"Question: Since the tap is to earth from the transformer, why isn't there a short or something at the tap?"
Current flow occurs when there is a difference in potential. As long as there is only one grounded point, there is no short. It is actually only a reference point. A transformer could be connected with any one of the three connection points to ground without it being a short AS LONG AS THERE IS ONLY ONE POINT GROUNDED. Of course, the load (house) would have to be wired accordingly.
"So there is no direction for the current going from negative to positive because there is no positive as in DC"
Actually there is. When you refer to AC, you are referring to a field that reverses polarity. There is a negative and positive relationship: it just reverses at 60 times a second. Current is not consumed...current is the flow of electrons. Think of the X1 and X3 terminals of a transformer as reversing polarity at 60 cycles. X1 is postitive in regard to X3, and then X3 is positive in regard to X1. The current goes back and forth at each change. But there is a voltage drop across the load as this happens.
Think of a water driven paddle wheel. The water itself is the current (amps) and the gravitational drop or pressure across the paddles is the voltage. The pressure of the water across the paddles does the work. The water itself is not consumed.
"For 120V applications, it seems that the current only moves in one direction; since the neutral doesn't have the same potiential as a negative "hot" to carry current because it is tied back to earth at the panel. It seems that the electricity in this example continually moves toward the neutral from the hot, and the voltage is only gained from the upper half of the sine wave created by the AC generator. As opposed to the top and bottom halves of the sine wave creating 240V between them. So, the only current that the neutral carries is the unbalanced load"
I really don't understand exactly what you are saying here, other than the last sentence is correct.
"Speaking of unbalanced loads, in the case of 120V applications, where is the unbalanced load comming from? Also, why does it vary in amperage?"
Think again of the transformer with its three connections (X1, X2 or ground, and X3). Let's freeze time at one point in the cycle. If X3 is positive in regard to X1, then X2 is also positive in regard to X1, but negative in regard to X3. It's at a "mid-potential" between the other two.
So in a load connected from X3 to X2, the curent flows from X3 to X2. In a load connected from X2 to X1, (at this same instant in time) the current flows from X2 to X1. If a load is connected across each, the current flows from X3 to X1 and only the imbalance goes inot X2 (as you noted).
By Ohms law, the current through a load is proportional to its voltage and impedance.

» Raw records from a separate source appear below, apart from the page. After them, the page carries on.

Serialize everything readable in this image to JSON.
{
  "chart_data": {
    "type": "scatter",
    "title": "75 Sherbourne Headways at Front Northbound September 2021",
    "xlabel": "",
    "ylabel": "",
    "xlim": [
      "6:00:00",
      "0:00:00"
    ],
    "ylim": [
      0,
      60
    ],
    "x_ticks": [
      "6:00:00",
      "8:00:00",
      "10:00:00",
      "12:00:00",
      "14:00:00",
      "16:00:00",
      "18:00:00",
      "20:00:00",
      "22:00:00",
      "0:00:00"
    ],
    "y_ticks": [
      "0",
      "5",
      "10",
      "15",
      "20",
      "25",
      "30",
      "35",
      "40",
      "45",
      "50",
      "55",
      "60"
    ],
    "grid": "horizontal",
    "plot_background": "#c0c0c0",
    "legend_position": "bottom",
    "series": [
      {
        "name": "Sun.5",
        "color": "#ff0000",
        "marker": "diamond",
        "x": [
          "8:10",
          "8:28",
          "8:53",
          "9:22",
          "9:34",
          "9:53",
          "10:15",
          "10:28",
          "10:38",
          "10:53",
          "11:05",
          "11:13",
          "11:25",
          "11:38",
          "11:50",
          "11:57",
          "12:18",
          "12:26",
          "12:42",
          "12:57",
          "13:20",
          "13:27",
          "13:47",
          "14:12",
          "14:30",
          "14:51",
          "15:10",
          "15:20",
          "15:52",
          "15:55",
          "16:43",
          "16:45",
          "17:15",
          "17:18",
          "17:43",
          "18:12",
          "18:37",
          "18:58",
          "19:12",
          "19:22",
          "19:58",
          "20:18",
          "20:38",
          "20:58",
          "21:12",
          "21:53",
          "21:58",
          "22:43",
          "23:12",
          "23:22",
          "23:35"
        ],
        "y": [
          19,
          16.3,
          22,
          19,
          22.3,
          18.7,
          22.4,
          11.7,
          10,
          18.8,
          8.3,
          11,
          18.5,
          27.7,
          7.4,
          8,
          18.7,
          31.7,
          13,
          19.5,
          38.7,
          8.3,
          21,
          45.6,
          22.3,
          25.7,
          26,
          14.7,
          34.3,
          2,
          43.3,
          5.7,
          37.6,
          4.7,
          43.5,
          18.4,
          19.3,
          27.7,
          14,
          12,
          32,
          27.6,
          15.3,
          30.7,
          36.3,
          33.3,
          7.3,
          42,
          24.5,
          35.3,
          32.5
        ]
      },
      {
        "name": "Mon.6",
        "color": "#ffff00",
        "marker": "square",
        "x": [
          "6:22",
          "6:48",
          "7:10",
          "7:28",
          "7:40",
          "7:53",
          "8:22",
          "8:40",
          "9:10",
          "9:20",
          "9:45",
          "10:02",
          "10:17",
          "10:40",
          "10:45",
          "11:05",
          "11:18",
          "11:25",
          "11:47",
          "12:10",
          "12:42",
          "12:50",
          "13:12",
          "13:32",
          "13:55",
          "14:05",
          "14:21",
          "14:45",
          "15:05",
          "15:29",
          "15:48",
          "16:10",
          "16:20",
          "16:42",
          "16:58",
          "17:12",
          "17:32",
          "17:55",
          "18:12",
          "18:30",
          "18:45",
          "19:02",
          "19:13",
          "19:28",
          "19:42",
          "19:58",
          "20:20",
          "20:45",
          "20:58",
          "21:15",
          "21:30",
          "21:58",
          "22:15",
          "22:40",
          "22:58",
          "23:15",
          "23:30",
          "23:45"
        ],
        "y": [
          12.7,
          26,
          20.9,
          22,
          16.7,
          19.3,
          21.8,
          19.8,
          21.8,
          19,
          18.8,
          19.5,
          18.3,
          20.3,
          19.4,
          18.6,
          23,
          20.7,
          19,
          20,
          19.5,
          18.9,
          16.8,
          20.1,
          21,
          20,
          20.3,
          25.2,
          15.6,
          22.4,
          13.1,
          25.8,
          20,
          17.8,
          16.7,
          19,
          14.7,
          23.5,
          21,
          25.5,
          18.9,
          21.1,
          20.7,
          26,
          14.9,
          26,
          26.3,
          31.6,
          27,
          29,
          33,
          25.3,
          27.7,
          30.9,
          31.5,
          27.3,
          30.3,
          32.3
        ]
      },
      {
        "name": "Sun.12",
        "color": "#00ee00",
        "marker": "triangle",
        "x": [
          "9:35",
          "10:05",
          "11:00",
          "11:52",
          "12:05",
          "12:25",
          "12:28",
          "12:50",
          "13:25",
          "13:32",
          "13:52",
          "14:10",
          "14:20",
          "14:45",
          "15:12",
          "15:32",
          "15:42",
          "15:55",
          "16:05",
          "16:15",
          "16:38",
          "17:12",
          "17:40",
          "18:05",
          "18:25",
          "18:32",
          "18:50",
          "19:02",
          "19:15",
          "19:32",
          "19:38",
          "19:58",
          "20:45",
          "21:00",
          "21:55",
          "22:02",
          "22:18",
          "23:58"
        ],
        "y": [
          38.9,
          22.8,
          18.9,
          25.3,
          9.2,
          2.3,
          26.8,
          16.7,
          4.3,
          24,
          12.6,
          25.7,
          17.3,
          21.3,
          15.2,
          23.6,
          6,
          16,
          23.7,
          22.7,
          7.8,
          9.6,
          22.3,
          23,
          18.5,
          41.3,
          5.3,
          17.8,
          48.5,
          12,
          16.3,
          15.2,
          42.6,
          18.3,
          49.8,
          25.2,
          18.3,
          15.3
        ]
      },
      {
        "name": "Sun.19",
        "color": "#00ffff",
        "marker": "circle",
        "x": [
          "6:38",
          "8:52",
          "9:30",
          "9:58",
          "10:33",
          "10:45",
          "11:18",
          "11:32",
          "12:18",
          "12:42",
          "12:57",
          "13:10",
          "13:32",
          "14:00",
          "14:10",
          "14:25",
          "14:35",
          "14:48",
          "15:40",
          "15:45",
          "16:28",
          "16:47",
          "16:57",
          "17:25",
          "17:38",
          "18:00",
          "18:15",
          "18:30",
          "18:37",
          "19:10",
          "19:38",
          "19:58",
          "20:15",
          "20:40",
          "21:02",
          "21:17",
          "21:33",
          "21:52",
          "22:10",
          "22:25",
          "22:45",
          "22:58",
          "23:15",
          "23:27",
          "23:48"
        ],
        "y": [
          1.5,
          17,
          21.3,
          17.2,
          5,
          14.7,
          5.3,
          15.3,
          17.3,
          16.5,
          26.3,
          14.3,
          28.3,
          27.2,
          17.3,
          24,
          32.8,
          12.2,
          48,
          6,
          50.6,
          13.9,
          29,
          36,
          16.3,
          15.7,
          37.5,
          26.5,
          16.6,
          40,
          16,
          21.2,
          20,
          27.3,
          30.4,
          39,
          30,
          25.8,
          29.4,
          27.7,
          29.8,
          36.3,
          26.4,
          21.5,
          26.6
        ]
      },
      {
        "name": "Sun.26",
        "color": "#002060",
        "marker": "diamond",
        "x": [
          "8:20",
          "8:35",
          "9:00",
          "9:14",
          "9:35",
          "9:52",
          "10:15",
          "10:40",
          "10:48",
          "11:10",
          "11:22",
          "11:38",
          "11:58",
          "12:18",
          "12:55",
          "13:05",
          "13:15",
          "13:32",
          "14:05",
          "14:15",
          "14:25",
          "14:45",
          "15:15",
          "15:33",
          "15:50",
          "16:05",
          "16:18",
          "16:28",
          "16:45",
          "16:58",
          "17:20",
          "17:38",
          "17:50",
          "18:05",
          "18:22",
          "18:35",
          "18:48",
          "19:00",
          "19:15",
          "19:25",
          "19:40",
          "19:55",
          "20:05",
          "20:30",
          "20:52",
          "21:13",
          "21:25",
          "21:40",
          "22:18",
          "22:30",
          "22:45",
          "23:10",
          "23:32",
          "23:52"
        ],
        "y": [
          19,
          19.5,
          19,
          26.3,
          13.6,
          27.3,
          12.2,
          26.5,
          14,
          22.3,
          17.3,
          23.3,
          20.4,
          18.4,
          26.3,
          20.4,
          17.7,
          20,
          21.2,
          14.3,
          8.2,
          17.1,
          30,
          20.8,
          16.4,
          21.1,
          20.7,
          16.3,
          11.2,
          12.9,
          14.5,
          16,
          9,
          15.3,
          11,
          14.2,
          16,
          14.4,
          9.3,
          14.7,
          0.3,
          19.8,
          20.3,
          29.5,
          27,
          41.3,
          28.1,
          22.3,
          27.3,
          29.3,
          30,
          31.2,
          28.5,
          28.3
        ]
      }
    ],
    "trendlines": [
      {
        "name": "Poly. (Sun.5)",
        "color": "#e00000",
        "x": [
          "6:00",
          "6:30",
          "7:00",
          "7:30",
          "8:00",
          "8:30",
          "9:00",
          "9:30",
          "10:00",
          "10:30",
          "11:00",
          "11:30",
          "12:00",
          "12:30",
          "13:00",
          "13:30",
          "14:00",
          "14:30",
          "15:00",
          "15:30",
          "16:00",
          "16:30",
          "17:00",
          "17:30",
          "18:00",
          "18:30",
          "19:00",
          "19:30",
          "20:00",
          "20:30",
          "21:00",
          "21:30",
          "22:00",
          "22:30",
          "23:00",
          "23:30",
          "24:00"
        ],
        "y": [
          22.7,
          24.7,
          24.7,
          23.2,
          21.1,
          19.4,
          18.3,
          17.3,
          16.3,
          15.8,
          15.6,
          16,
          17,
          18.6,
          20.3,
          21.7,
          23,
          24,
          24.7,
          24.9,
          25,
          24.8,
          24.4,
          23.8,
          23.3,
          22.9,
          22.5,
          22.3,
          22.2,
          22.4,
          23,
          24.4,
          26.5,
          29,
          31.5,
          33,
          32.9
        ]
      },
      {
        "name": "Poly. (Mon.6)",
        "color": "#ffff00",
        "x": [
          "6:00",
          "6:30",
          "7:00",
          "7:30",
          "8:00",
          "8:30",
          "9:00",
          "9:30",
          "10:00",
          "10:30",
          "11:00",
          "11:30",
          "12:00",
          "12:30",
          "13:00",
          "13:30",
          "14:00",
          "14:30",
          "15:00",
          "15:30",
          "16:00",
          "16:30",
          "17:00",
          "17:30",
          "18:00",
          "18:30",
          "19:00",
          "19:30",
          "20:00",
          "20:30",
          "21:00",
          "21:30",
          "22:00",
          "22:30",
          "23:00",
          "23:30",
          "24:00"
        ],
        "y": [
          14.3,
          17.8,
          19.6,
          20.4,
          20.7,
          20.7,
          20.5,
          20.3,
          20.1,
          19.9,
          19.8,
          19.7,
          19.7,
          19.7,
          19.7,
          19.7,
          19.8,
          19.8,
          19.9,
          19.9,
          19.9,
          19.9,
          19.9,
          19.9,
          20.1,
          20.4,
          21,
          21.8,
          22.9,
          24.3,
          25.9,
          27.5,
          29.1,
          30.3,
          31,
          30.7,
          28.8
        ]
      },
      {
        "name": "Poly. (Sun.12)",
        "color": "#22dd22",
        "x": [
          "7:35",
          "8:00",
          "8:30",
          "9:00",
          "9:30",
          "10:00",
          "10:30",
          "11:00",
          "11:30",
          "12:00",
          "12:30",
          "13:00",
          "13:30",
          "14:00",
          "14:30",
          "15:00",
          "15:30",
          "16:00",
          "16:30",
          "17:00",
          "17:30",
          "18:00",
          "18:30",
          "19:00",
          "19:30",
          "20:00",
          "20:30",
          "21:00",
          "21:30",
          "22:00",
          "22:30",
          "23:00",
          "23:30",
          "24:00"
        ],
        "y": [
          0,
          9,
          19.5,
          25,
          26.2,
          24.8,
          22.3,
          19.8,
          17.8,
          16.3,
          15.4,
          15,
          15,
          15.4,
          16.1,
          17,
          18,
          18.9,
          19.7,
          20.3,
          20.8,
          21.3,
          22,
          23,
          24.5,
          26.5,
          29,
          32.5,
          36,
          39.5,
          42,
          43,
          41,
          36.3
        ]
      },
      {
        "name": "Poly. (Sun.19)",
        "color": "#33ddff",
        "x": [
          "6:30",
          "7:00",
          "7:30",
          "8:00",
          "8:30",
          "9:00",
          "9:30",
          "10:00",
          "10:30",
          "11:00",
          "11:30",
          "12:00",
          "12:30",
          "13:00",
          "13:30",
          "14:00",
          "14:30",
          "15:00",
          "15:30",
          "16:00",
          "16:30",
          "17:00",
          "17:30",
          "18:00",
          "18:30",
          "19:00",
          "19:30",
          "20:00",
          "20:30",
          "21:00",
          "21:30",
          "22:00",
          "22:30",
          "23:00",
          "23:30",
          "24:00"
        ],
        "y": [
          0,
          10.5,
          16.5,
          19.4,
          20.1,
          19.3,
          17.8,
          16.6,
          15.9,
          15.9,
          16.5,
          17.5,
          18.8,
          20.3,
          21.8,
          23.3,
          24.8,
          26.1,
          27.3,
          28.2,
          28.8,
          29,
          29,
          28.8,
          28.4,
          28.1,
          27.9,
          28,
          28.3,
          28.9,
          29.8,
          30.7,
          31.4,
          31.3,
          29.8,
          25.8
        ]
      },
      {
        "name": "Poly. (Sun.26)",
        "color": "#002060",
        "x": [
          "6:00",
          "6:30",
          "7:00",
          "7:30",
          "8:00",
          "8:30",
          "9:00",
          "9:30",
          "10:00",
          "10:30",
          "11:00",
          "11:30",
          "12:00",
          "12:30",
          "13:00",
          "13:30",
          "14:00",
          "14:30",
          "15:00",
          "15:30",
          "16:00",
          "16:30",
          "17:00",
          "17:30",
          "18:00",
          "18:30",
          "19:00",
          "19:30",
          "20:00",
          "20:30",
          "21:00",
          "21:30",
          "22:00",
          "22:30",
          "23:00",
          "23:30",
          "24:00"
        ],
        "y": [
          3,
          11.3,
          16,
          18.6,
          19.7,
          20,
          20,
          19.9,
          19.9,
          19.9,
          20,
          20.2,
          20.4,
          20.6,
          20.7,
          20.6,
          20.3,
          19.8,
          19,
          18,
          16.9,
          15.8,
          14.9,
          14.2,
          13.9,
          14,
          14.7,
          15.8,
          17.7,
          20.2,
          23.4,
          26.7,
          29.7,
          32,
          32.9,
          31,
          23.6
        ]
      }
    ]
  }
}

Lets say X3 to X2 is 120 volts across a 12 ohm resistance.
120 volts/12 ohms = 10 amps
X2 to X1 is 120 volts across 24 ohms.
120 volts / 24 ohms = 5 amps.
In this case 10 amps is leaving X3, with 5 amps returning through X2 and 5 amps returning through X1. So far so good.
But inside the transformer, the winding from X2 to X3 is carrying twice the current that the X1 to X2 half is.
Let's exaggerate a little. If the load between X3 and X1 was 1 ohm, there would be 120 amps flowing out of X3 and 115 going in X2. So now half the transformer has 115 amps on it, and the other half only has 5. Hold this thought for a minute.
A 10 KVA transformer at 240 volts is rated for about 41 amps. Since the internal windings are in series, each can carry 41 amps. Remember that the copper in this winding can only carry 41 amps without exceeding its current rating. If you put all 41 amps onto one leg, that winding is at capacity. But since it is at 120 volts (120 v X 41 amps = 5 Kva), you are only utilizing one half of the total capacity of the transformer. By splitting the load between the two windings, you can utilize the entire transformer.
Probably went off on a tangent or two here, but I hope it helps.